Sunday, 18 March 2018

BERKESENIAN JANGAN CENGENG!!


            Sebelum membaca tulisan ini perlu anda garis bawahi, pembicaraan saya adalah soal kegiatan berkesenian oleh mereka, kelompok, komunitas, atau jaringan kesenian yang mengatasnamakan dirinya sebagai gerakan. Artinya gerakan yang saya maksudkan perihal gagasan bersama yang dirasa perlu dan ditujukan bagi “perubahan” masyarakat luas dari berbagai segi, misalnya sosial, politik, ekonomi, kebudayaan dan lain-lain yang dirasa perlu adanya perubahan. Biasanya setiap pemilik gagasan, baik individu maupun kelompok memiliki cara pandang ideal masing-masing. Permasalahannya atau yang mungkin bukan masalah bagi anda adalah cara merealisasikan bentuk aktivitas yang dimaksud sebagai “gerakan”. Kenapa saya beri tanda kutip, karena saya sering sangsi terhadap banyak fenomena yang terjadi akhir-akhir ini yang menggunakan istilah “gerakan”.

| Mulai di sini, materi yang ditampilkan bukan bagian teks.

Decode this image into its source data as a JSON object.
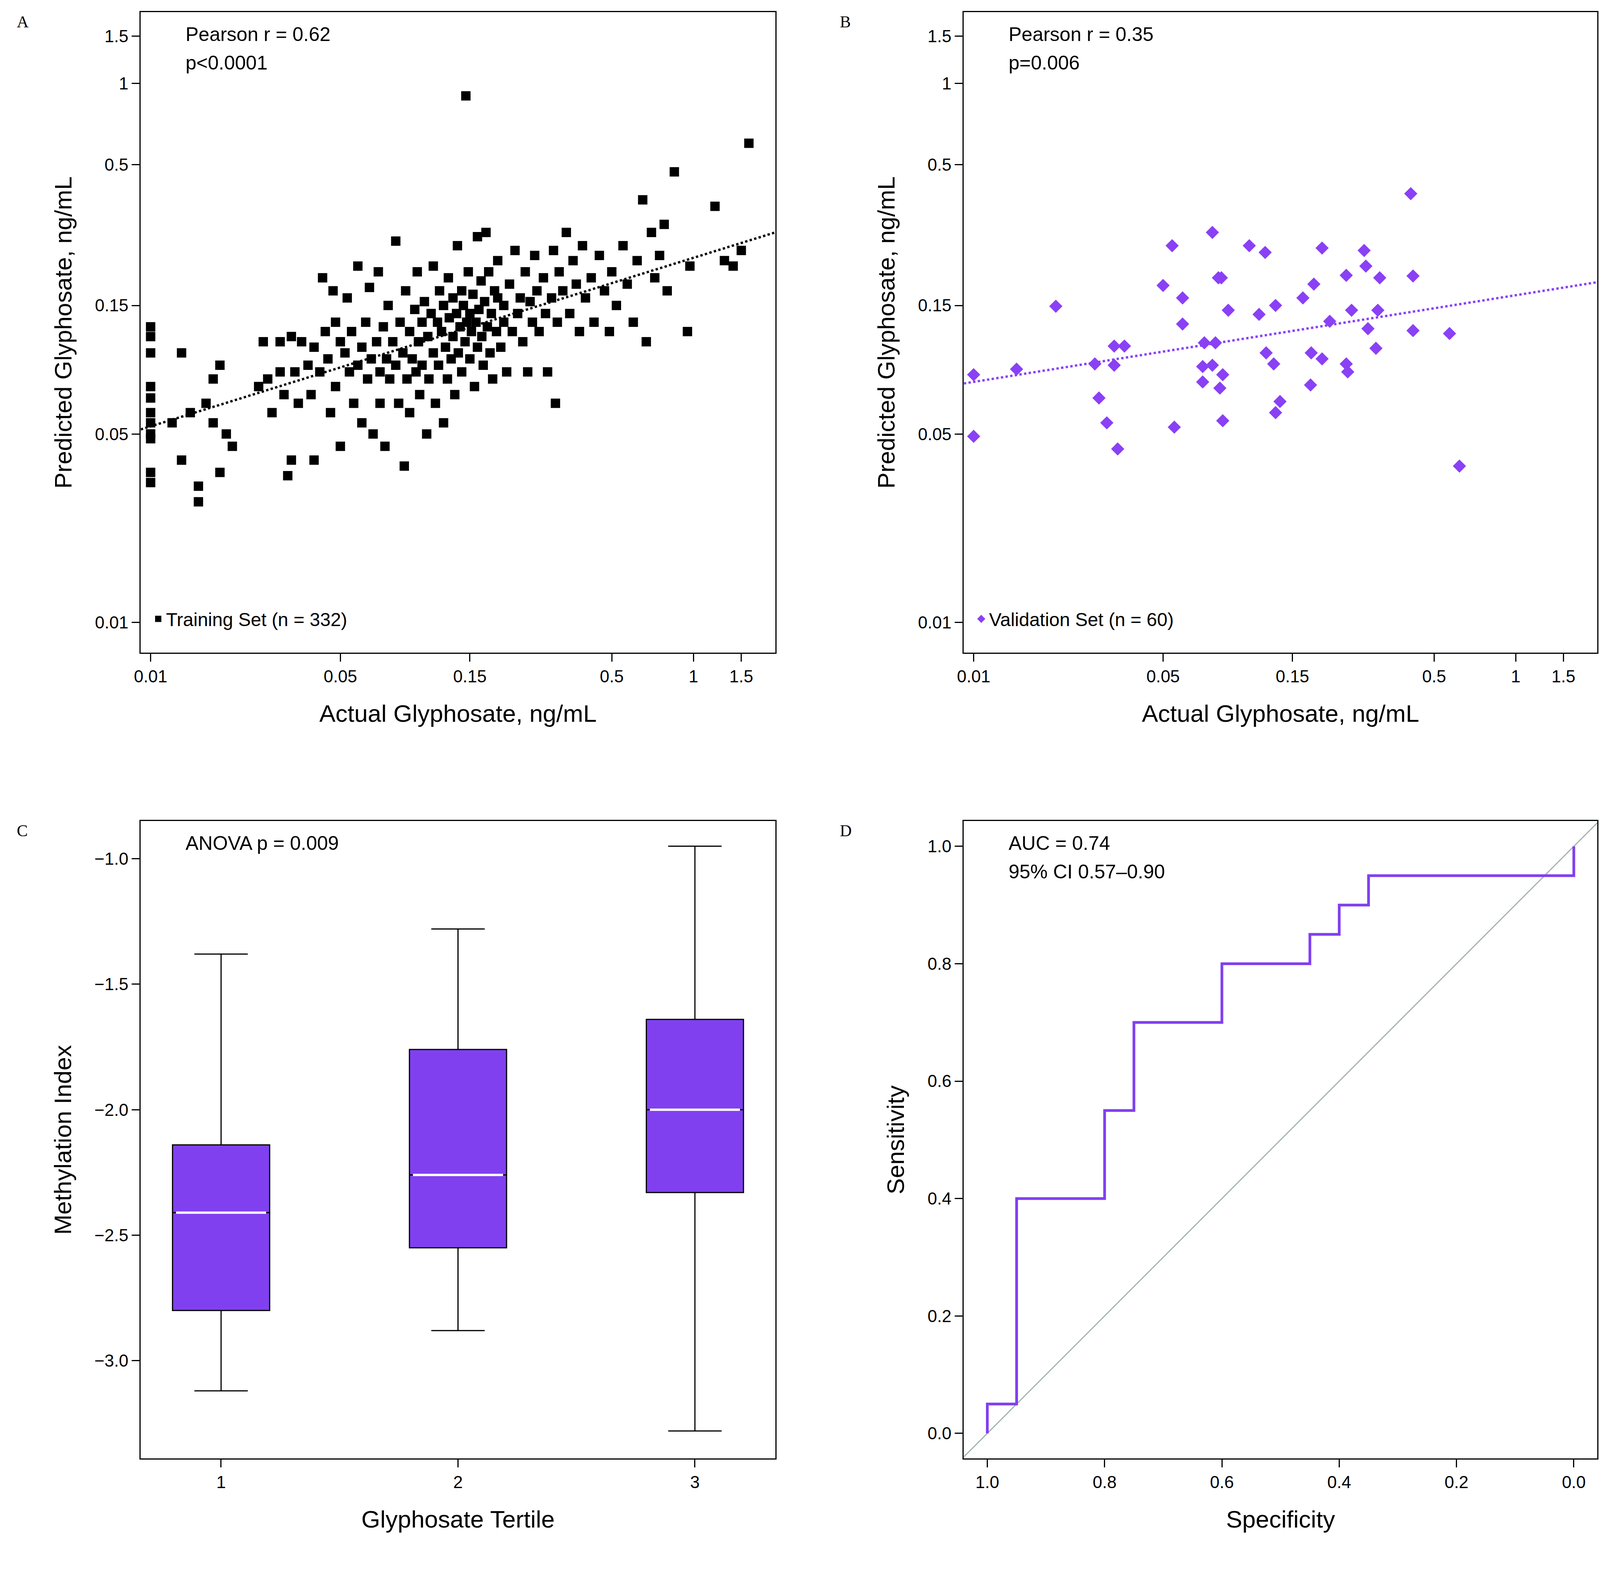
{
  "chart_data": [
    {
      "label": "A",
      "type": "scatter",
      "log": true,
      "grid": false,
      "legend": "bottom left",
      "xlim": [
        0.0092,
        2.0
      ],
      "ylim": [
        0.0077,
        1.84
      ],
      "xticks": [
        0.01,
        0.05,
        0.15,
        0.5,
        1,
        1.5
      ],
      "yticks": [
        0.01,
        0.05,
        0.15,
        0.5,
        1,
        1.5
      ],
      "x_label": "Actual Glyphosate, ng/mL",
      "y_label": "Predicted Glyphosate, ng/mL",
      "annotations": [
        "Pearson r = 0.62",
        "p<0.0001"
      ],
      "series": [
        {
          "name": "Training Set (n = 332)",
          "color": "#000000",
          "marker": "square",
          "x": [
            0.01,
            0.01,
            0.01,
            0.01,
            0.01,
            0.01,
            0.01,
            0.01,
            0.01,
            0.01,
            0.01,
            0.012,
            0.013,
            0.013,
            0.014,
            0.015,
            0.015,
            0.016,
            0.017,
            0.017,
            0.018,
            0.018,
            0.019,
            0.02,
            0.025,
            0.026,
            0.027,
            0.028,
            0.03,
            0.03,
            0.031,
            0.032,
            0.033,
            0.033,
            0.034,
            0.035,
            0.036,
            0.038,
            0.039,
            0.04,
            0.04,
            0.042,
            0.043,
            0.044,
            0.045,
            0.046,
            0.047,
            0.048,
            0.048,
            0.05,
            0.05,
            0.052,
            0.053,
            0.054,
            0.055,
            0.056,
            0.058,
            0.058,
            0.06,
            0.06,
            0.062,
            0.063,
            0.064,
            0.065,
            0.066,
            0.068,
            0.069,
            0.07,
            0.07,
            0.072,
            0.073,
            0.074,
            0.075,
            0.076,
            0.078,
            0.08,
            0.08,
            0.082,
            0.083,
            0.085,
            0.086,
            0.087,
            0.088,
            0.09,
            0.09,
            0.092,
            0.094,
            0.095,
            0.096,
            0.097,
            0.098,
            0.1,
            0.1,
            0.102,
            0.104,
            0.105,
            0.106,
            0.108,
            0.11,
            0.11,
            0.112,
            0.114,
            0.115,
            0.116,
            0.118,
            0.12,
            0.12,
            0.122,
            0.124,
            0.125,
            0.126,
            0.128,
            0.13,
            0.13,
            0.132,
            0.134,
            0.135,
            0.136,
            0.138,
            0.14,
            0.14,
            0.142,
            0.144,
            0.145,
            0.146,
            0.148,
            0.15,
            0.15,
            0.152,
            0.154,
            0.156,
            0.158,
            0.16,
            0.16,
            0.162,
            0.165,
            0.166,
            0.168,
            0.17,
            0.172,
            0.174,
            0.176,
            0.178,
            0.18,
            0.182,
            0.185,
            0.188,
            0.19,
            0.19,
            0.195,
            0.2,
            0.2,
            0.205,
            0.21,
            0.215,
            0.22,
            0.225,
            0.23,
            0.235,
            0.24,
            0.245,
            0.25,
            0.255,
            0.26,
            0.265,
            0.27,
            0.28,
            0.285,
            0.29,
            0.3,
            0.305,
            0.31,
            0.315,
            0.32,
            0.33,
            0.34,
            0.35,
            0.36,
            0.37,
            0.38,
            0.39,
            0.4,
            0.42,
            0.43,
            0.45,
            0.47,
            0.49,
            0.5,
            0.52,
            0.55,
            0.57,
            0.6,
            0.62,
            0.65,
            0.67,
            0.7,
            0.72,
            0.75,
            0.78,
            0.8,
            0.85,
            0.95,
            0.97,
            1.2,
            1.3,
            1.4,
            1.5,
            1.6
          ],
          "values": [
            0.125,
            0.115,
            0.1,
            0.075,
            0.068,
            0.06,
            0.055,
            0.05,
            0.048,
            0.036,
            0.033,
            0.055,
            0.1,
            0.04,
            0.06,
            0.032,
            0.028,
            0.065,
            0.08,
            0.055,
            0.09,
            0.036,
            0.05,
            0.045,
            0.075,
            0.11,
            0.08,
            0.06,
            0.11,
            0.085,
            0.07,
            0.035,
            0.04,
            0.115,
            0.085,
            0.065,
            0.11,
            0.09,
            0.07,
            0.105,
            0.04,
            0.085,
            0.19,
            0.12,
            0.095,
            0.06,
            0.17,
            0.13,
            0.075,
            0.11,
            0.045,
            0.1,
            0.16,
            0.085,
            0.12,
            0.065,
            0.21,
            0.09,
            0.105,
            0.055,
            0.13,
            0.08,
            0.175,
            0.095,
            0.05,
            0.11,
            0.2,
            0.085,
            0.065,
            0.125,
            0.045,
            0.095,
            0.15,
            0.08,
            0.11,
            0.26,
            0.09,
            0.065,
            0.13,
            0.1,
            0.038,
            0.17,
            0.08,
            0.12,
            0.06,
            0.095,
            0.145,
            0.085,
            0.2,
            0.11,
            0.07,
            0.13,
            0.09,
            0.155,
            0.05,
            0.115,
            0.08,
            0.14,
            0.21,
            0.1,
            0.065,
            0.13,
            0.09,
            0.17,
            0.12,
            0.055,
            0.15,
            0.105,
            0.08,
            0.19,
            0.135,
            0.095,
            0.16,
            0.115,
            0.07,
            0.14,
            0.25,
            0.1,
            0.125,
            0.085,
            0.17,
            0.15,
            0.11,
            0.9,
            0.13,
            0.2,
            0.095,
            0.14,
            0.12,
            0.165,
            0.075,
            0.13,
            0.27,
            0.105,
            0.145,
            0.185,
            0.115,
            0.09,
            0.155,
            0.28,
            0.125,
            0.2,
            0.1,
            0.14,
            0.08,
            0.17,
            0.12,
            0.16,
            0.22,
            0.105,
            0.15,
            0.13,
            0.085,
            0.18,
            0.12,
            0.24,
            0.14,
            0.16,
            0.11,
            0.2,
            0.085,
            0.155,
            0.13,
            0.23,
            0.17,
            0.12,
            0.19,
            0.14,
            0.085,
            0.16,
            0.24,
            0.065,
            0.13,
            0.2,
            0.17,
            0.28,
            0.14,
            0.22,
            0.18,
            0.12,
            0.25,
            0.16,
            0.19,
            0.13,
            0.23,
            0.17,
            0.12,
            0.2,
            0.15,
            0.25,
            0.18,
            0.13,
            0.22,
            0.37,
            0.11,
            0.28,
            0.19,
            0.23,
            0.3,
            0.17,
            0.47,
            0.12,
            0.21,
            0.35,
            0.22,
            0.21,
            0.24,
            0.6
          ]
        },
        {
          "type": "line",
          "line_style": "dotted",
          "color": "#000000",
          "x": [
            0.0092,
            2.0
          ],
          "values": [
            0.052,
            0.28
          ]
        }
      ]
    },
    {
      "label": "B",
      "type": "scatter",
      "log": true,
      "grid": false,
      "legend": "bottom left",
      "xlim": [
        0.0092,
        2.0
      ],
      "ylim": [
        0.0077,
        1.84
      ],
      "xticks": [
        0.01,
        0.05,
        0.15,
        0.5,
        1,
        1.5
      ],
      "yticks": [
        0.01,
        0.05,
        0.15,
        0.5,
        1,
        1.5
      ],
      "x_label": "Actual Glyphosate, ng/mL",
      "y_label": "Predicted Glyphosate, ng/mL",
      "annotations": [
        "Pearson r = 0.35",
        "p=0.006"
      ],
      "series": [
        {
          "name": "Validation Set (n = 60)",
          "color": "#8a40f5",
          "marker": "diamond",
          "x": [
            0.01,
            0.01,
            0.0144,
            0.0201,
            0.028,
            0.029,
            0.031,
            0.033,
            0.033,
            0.034,
            0.036,
            0.05,
            0.054,
            0.055,
            0.059,
            0.059,
            0.07,
            0.07,
            0.071,
            0.076,
            0.076,
            0.078,
            0.08,
            0.082,
            0.081,
            0.083,
            0.083,
            0.087,
            0.104,
            0.113,
            0.119,
            0.12,
            0.128,
            0.13,
            0.13,
            0.135,
            0.164,
            0.18,
            0.175,
            0.176,
            0.193,
            0.193,
            0.206,
            0.237,
            0.237,
            0.24,
            0.248,
            0.276,
            0.28,
            0.285,
            0.305,
            0.31,
            0.315,
            0.41,
            0.418,
            0.418,
            0.57,
            0.62
          ],
          "values": [
            0.083,
            0.049,
            0.087,
            0.149,
            0.091,
            0.068,
            0.055,
            0.106,
            0.09,
            0.044,
            0.106,
            0.178,
            0.25,
            0.053,
            0.16,
            0.128,
            0.089,
            0.078,
            0.109,
            0.28,
            0.09,
            0.109,
            0.19,
            0.19,
            0.074,
            0.083,
            0.056,
            0.144,
            0.25,
            0.139,
            0.236,
            0.1,
            0.091,
            0.15,
            0.06,
            0.066,
            0.16,
            0.18,
            0.076,
            0.1,
            0.095,
            0.245,
            0.131,
            0.194,
            0.091,
            0.085,
            0.144,
            0.24,
            0.21,
            0.123,
            0.104,
            0.144,
            0.19,
            0.39,
            0.193,
            0.121,
            0.118,
            0.038
          ]
        },
        {
          "type": "line",
          "line_style": "dotted",
          "color": "#8a40f5",
          "x": [
            0.0092,
            2.0
          ],
          "values": [
            0.077,
            0.183
          ]
        }
      ]
    },
    {
      "label": "C",
      "type": "box",
      "grid": false,
      "categories": [
        "1",
        "2",
        "3"
      ],
      "ylim": [
        -3.39,
        -0.85
      ],
      "yticks": [
        {
          "value": -3.0,
          "label": "−3.0"
        },
        {
          "value": -2.5,
          "label": "−2.5"
        },
        {
          "value": -2.0,
          "label": "−2.0"
        },
        {
          "value": -1.5,
          "label": "−1.5"
        },
        {
          "value": -1.0,
          "label": "−1.0"
        }
      ],
      "x_label": "Glyphosate Tertile",
      "y_label": "Methylation Index",
      "annotations": [
        "ANOVA p = 0.009"
      ],
      "series": [
        {
          "color": "#8040f0",
          "lower_whisker": [
            -3.12,
            -2.88,
            -3.28
          ],
          "q1": [
            -2.8,
            -2.55,
            -2.33
          ],
          "median": [
            -2.41,
            -2.26,
            -2.0
          ],
          "q3": [
            -2.14,
            -1.76,
            -1.64
          ],
          "upper_whisker": [
            -1.38,
            -1.28,
            -0.95
          ]
        }
      ]
    },
    {
      "label": "D",
      "type": "line",
      "grid": false,
      "xlim": [
        1.04,
        -0.04
      ],
      "ylim": [
        -0.043,
        1.043
      ],
      "xticks": [
        {
          "value": 1.0,
          "label": "1.0"
        },
        {
          "value": 0.8,
          "label": "0.8"
        },
        {
          "value": 0.6,
          "label": "0.6"
        },
        {
          "value": 0.4,
          "label": "0.4"
        },
        {
          "value": 0.2,
          "label": "0.2"
        },
        {
          "value": 0.0,
          "label": "0.0"
        }
      ],
      "yticks": [
        {
          "value": 0.0,
          "label": "0.0"
        },
        {
          "value": 0.2,
          "label": "0.2"
        },
        {
          "value": 0.4,
          "label": "0.4"
        },
        {
          "value": 0.6,
          "label": "0.6"
        },
        {
          "value": 0.8,
          "label": "0.8"
        },
        {
          "value": 1.0,
          "label": "1.0"
        }
      ],
      "x_label": "Specificity",
      "y_label": "Sensitivity",
      "annotations": [
        "AUC = 0.74",
        "95% CI 0.57–0.90"
      ],
      "series": [
        {
          "color": "#a3b3ab",
          "line_style": "solid",
          "x": [
            1.04,
            -0.04
          ],
          "values": [
            -0.04,
            1.04
          ]
        },
        {
          "color": "#8040f0",
          "line_style": "solid",
          "x": [
            1.0,
            1.0,
            0.95,
            0.95,
            0.8,
            0.8,
            0.75,
            0.75,
            0.6,
            0.6,
            0.45,
            0.45,
            0.4,
            0.4,
            0.35,
            0.35,
            0.0,
            0.0
          ],
          "values": [
            0.0,
            0.05,
            0.05,
            0.4,
            0.4,
            0.55,
            0.55,
            0.7,
            0.7,
            0.8,
            0.8,
            0.85,
            0.85,
            0.9,
            0.9,
            0.95,
            0.95,
            1.0
          ]
        }
      ]
    }
  ]
}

            Anggap saja tulisan ini sebagai opini pribadi tanpa melakukan riset sebagaimana agen-agen penelitian resmi. Tapi bukan berarti asal ngawur melempar tai di muka umum. Sebab saya menulis karena sadar, bahwa diskusi-diskusi nyatanya hanya terkesan seperti pentas setelah pentas, di mana para penonton yang merasa banyak wawasan ganti menjadi pemain, menunjukkan “kepintaran” dan eksistensinya dengan memberi masukan basa-basi atau kritik tajam diluar wacana pertunjukan. Ya, saya menulis karena hanya ingin bicara dengan mereka yang sekiranya bisa menerima pandangan yang kami tawarkan. Jika hari ini mungkin tidak dipahami orang-orang bukan masalah bagi saya, biar nanti generasi-generasi setelah saya mati yang membacanya, itupun kalau mereka bisa menerima. Kalupun tidak minimal saya sudah buang hajat, tidak perlu mengadakan kegiatan rasan-rasan.


Mengeluhkan Sumber Dana

            Jika mau jujur, memang semua yang bersifat kegiatan kelompok, apalagi yang memuat wacana besar pasti membutuhkan biaya yang tidak sedikit. Sering kita terjebak pada bentuk, bukan fokus pada esensi gagasan, atau bisa jadi kurang sabar dalam mempersiapkan diri dari berbagai sisi, tapi ingin segera mewujudkan cita tersebut. Akhirnya jadi besar pasak dari pada tiang, bukan hanya rencana anggaran yang gagal tercukupi, yang tidak kalah penting sebenarnya juga kesiapan wawasan dan mental para anggotanya.

            Ketika permasalahan ini gagal diselesaikan, tapi kepalang tanggung ingin unjuk gigi, akhirnya ditempuh pula jalan pintas yang semula dihindari. Tidak jarang kelompok-kelompok yang awal mulanya merasa “berdikari” madiri secara pendanaan lalu memilih cara mengajukan proposal pengajuan dana kepada pihak-pihak yang dirasa bisa menjadi “Dewa Penolong” bagi cita-citanya, baik pemerintah maupun swasta. Memang untuk jaman sekarang proposal sudah menjadi hak bagi siapa saja, asalkan laporan pertanggung jawaban tertulis itu nanti jelas, maka dana akan lancar terkucur dari kantong-kantong tersebut.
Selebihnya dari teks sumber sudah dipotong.